Com carga horária de 120 horas presenciais, a formação foi estruturada em seis módulos e abordou temas como gestão cultural, comunicação, formalização, educação financeira e captação de recursos. O objetivo foi inserir esses profissionais de forma estratégica no mercado da economia criativa, rompendo o ciclo da informalidade que ainda marca o setor.

O encerramento do projeto ocorre no dia 9 de fevereiro, às 19h, no Luso Sporting Club, no Centro de Manaus. O evento marca a certificação dos participantes e a apresentação pública de uma nova geração de empreendedores culturais aptos a acessar editais, estruturar projetos e atuar de maneira sustentável no mercado.

Segundo o diretor cultural da AIHHUAM, Jander Manauara, a iniciativa responde a uma lacuna histórica nas políticas de formação cultural.

“Durante muito tempo, a cultura foi vista apenas como expressão artística, e não como trabalho. A Trilha nasce para mudar essa realidade. Hoje, esses profissionais sabem precificar, formalizar suas atividades, captar recursos e ocupar espaços institucionais. Isso é desenvolvimento social na prática”, afirma.

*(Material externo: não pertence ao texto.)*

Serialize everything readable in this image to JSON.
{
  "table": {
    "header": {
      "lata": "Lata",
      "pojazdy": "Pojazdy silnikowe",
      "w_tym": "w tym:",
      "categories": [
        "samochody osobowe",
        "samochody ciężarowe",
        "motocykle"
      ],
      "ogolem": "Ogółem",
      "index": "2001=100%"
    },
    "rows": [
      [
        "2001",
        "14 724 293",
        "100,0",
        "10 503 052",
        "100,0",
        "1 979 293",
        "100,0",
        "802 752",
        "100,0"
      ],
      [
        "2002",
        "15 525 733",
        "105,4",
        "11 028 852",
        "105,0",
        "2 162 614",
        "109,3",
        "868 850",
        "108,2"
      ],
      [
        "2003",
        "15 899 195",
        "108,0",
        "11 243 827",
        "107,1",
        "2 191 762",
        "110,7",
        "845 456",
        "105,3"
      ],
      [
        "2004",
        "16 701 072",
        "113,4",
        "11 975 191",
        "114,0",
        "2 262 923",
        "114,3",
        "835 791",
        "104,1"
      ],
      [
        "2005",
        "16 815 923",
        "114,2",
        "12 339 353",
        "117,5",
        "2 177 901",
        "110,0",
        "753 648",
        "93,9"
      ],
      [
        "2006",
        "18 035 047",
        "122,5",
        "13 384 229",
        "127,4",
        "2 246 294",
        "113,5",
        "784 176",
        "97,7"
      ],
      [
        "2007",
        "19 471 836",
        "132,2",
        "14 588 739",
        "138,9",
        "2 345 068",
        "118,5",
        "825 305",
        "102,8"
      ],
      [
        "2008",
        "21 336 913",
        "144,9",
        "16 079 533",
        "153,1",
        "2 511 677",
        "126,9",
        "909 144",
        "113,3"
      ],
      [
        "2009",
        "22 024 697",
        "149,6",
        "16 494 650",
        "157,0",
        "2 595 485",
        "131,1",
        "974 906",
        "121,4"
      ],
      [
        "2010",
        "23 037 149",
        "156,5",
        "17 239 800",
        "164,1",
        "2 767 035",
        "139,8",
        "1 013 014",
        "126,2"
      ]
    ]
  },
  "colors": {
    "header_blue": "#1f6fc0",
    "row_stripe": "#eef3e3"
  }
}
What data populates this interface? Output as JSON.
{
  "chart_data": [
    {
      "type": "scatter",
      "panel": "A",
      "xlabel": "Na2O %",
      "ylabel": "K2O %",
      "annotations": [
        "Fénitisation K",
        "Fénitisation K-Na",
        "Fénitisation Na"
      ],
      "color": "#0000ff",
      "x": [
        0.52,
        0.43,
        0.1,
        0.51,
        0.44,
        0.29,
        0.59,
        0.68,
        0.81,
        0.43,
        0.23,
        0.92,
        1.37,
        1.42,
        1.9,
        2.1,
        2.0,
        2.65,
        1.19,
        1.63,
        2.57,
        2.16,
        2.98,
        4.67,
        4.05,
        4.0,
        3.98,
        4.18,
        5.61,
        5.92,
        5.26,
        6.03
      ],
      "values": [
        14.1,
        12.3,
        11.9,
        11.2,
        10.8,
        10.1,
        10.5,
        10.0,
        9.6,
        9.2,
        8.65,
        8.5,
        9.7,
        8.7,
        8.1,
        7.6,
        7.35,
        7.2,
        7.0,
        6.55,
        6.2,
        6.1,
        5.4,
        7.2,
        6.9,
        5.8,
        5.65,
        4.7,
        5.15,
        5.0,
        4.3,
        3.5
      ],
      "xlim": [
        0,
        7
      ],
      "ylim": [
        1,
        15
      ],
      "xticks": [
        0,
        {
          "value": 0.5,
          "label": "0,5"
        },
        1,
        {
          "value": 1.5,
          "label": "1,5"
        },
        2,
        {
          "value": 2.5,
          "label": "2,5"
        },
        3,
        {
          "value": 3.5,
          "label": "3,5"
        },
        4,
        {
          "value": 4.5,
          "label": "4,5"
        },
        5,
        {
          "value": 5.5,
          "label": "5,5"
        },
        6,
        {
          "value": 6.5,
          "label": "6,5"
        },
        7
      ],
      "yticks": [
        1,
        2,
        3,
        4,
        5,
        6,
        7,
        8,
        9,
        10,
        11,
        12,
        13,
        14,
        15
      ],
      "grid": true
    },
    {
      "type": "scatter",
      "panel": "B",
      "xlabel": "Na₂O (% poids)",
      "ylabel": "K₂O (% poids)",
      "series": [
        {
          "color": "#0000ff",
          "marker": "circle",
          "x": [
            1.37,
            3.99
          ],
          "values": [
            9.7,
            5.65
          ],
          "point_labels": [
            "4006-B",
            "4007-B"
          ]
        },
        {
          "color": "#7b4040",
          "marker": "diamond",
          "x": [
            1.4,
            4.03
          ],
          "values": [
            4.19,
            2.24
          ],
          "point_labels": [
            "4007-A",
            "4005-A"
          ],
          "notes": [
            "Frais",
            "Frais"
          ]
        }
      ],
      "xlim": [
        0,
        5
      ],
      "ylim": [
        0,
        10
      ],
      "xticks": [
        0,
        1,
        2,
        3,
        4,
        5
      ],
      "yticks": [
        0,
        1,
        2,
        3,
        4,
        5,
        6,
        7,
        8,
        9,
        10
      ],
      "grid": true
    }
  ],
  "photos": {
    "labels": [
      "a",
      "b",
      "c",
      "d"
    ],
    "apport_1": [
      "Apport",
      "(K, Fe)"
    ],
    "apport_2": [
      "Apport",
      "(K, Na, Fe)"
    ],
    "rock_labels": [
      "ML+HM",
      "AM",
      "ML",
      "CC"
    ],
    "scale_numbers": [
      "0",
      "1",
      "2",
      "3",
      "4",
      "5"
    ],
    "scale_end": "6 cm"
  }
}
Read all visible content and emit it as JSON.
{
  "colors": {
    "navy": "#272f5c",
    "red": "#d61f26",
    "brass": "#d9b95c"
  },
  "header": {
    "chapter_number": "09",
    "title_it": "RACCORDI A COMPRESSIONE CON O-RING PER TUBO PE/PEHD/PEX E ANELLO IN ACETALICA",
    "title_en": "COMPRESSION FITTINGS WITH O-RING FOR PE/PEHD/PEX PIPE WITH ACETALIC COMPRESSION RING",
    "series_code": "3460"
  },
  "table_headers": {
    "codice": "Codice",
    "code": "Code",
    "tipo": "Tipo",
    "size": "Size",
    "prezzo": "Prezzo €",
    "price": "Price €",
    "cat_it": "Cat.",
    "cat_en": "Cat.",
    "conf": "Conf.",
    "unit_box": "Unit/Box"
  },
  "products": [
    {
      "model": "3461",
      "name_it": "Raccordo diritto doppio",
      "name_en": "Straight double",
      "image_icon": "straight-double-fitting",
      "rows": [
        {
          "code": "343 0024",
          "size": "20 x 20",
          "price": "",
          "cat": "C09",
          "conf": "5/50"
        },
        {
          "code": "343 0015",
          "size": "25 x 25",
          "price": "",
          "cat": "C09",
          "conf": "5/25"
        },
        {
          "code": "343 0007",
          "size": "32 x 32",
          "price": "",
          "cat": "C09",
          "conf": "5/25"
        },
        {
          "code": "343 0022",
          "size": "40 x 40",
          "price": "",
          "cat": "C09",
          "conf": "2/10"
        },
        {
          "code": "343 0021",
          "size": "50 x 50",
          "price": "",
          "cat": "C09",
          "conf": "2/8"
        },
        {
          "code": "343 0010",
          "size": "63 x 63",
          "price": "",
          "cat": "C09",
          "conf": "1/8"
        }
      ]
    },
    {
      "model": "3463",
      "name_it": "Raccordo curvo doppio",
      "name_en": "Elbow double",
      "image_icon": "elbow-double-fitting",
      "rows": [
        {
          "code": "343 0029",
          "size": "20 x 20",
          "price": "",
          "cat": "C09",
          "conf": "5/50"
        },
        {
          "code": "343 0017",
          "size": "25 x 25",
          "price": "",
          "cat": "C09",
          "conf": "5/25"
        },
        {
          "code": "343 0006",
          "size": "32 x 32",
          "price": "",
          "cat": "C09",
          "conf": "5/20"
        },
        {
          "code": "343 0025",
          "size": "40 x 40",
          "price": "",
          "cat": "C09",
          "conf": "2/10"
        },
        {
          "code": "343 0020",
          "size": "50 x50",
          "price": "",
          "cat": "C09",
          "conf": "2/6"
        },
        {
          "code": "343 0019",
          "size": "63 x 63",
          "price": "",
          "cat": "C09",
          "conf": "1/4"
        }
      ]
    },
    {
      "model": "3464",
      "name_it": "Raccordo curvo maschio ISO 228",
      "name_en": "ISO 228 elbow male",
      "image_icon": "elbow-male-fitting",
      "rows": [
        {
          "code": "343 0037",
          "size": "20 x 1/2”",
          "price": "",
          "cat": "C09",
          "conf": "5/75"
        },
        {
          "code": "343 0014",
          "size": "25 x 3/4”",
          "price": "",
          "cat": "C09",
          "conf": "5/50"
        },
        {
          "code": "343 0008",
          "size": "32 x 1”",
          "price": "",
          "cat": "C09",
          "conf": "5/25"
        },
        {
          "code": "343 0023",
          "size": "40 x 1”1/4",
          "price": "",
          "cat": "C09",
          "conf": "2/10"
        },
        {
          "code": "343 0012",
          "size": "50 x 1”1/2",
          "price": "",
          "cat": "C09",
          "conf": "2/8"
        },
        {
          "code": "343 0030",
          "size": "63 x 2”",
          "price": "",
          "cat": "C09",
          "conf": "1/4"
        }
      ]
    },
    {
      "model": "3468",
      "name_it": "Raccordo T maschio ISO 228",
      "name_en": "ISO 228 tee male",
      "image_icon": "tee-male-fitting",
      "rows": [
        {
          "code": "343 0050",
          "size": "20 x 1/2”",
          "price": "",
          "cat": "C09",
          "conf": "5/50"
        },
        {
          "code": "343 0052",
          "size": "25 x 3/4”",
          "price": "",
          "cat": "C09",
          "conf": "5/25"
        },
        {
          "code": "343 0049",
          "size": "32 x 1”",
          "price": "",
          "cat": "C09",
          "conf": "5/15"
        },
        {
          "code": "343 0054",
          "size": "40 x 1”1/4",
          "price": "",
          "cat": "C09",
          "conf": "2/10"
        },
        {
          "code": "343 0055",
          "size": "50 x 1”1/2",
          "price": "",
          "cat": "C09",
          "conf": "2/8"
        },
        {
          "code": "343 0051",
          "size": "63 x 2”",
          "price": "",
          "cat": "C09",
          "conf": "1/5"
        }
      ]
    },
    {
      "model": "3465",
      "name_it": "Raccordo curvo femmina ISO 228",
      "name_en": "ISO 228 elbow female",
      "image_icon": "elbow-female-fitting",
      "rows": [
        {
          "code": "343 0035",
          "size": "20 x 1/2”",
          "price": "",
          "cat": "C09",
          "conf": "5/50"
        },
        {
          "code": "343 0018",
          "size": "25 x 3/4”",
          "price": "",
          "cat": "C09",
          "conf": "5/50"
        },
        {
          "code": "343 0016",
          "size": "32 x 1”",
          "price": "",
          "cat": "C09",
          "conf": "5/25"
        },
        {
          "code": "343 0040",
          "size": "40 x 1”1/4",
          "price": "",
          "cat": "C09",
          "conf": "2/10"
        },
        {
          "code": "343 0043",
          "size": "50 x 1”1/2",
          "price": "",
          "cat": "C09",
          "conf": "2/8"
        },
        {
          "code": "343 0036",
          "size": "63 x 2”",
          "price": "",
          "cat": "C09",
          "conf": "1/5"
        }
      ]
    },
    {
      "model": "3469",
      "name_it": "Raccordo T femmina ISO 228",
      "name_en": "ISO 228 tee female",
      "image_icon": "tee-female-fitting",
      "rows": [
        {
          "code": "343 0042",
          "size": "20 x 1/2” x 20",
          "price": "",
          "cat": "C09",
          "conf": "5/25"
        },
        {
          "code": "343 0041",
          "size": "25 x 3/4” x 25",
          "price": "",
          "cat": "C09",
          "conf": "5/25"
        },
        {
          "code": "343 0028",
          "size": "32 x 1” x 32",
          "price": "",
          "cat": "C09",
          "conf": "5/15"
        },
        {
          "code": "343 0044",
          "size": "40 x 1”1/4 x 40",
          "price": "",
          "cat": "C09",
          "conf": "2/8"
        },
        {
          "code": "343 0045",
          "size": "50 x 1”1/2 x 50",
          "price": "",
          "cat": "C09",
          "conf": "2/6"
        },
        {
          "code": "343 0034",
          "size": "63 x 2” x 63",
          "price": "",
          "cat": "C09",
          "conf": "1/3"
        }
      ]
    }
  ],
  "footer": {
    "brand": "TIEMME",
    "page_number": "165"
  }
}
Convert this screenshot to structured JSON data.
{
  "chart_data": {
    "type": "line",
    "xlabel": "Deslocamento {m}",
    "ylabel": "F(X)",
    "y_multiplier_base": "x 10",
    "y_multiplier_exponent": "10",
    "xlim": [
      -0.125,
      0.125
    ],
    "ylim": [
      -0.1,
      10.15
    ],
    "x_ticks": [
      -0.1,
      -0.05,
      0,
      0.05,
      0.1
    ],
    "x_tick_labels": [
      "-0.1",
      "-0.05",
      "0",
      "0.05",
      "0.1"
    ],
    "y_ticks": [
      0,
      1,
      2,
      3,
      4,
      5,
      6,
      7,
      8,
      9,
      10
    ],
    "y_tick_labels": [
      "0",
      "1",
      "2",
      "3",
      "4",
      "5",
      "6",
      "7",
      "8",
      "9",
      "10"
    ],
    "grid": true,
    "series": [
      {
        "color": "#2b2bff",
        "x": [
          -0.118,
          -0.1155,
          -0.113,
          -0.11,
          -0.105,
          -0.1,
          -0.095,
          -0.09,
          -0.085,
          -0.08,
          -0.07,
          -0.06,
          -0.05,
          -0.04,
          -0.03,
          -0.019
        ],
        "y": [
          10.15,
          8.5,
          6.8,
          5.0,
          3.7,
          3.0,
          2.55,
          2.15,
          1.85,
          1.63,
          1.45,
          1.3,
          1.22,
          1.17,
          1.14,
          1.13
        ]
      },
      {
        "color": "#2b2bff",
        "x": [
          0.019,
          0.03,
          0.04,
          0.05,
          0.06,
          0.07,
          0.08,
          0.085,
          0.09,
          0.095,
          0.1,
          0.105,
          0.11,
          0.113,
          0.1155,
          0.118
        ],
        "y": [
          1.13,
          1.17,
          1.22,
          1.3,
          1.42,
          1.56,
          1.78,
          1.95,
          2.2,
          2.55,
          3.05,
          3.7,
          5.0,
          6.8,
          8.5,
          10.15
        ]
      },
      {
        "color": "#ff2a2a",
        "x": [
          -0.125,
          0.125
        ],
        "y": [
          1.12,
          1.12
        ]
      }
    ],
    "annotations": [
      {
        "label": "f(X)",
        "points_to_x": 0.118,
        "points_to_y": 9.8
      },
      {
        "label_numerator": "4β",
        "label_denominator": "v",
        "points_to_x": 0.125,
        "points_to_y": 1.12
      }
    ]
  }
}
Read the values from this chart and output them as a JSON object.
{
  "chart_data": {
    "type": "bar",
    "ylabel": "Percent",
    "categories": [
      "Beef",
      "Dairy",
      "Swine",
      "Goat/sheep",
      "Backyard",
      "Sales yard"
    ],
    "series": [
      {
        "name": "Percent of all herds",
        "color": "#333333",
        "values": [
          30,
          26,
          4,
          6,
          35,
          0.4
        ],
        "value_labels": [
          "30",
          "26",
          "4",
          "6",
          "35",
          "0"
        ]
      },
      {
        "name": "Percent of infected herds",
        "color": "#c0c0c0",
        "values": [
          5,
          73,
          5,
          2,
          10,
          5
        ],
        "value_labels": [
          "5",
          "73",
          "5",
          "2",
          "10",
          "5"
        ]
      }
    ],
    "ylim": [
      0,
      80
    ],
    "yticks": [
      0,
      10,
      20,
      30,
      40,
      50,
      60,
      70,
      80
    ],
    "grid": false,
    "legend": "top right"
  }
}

Além da formação gratuita, os participantes receberam uma bolsa incentivo de R$ 800, vinculada à frequência e ao engajamento, garantindo condições mínimas para a permanência e dedicação ao processo formativo.

A cerimônia de encerramento reunirá formandos de diversas linguagens culturais, cujas trajetórias refletem o impacto direto do projeto na vida de artistas, produtores e agentes culturais da capital amazonense.

“Cada certificado entregue representa mais do que um documento. Representa acesso, dignidade e a possibilidade real de viver da cultura”, conclui Jander Manauara.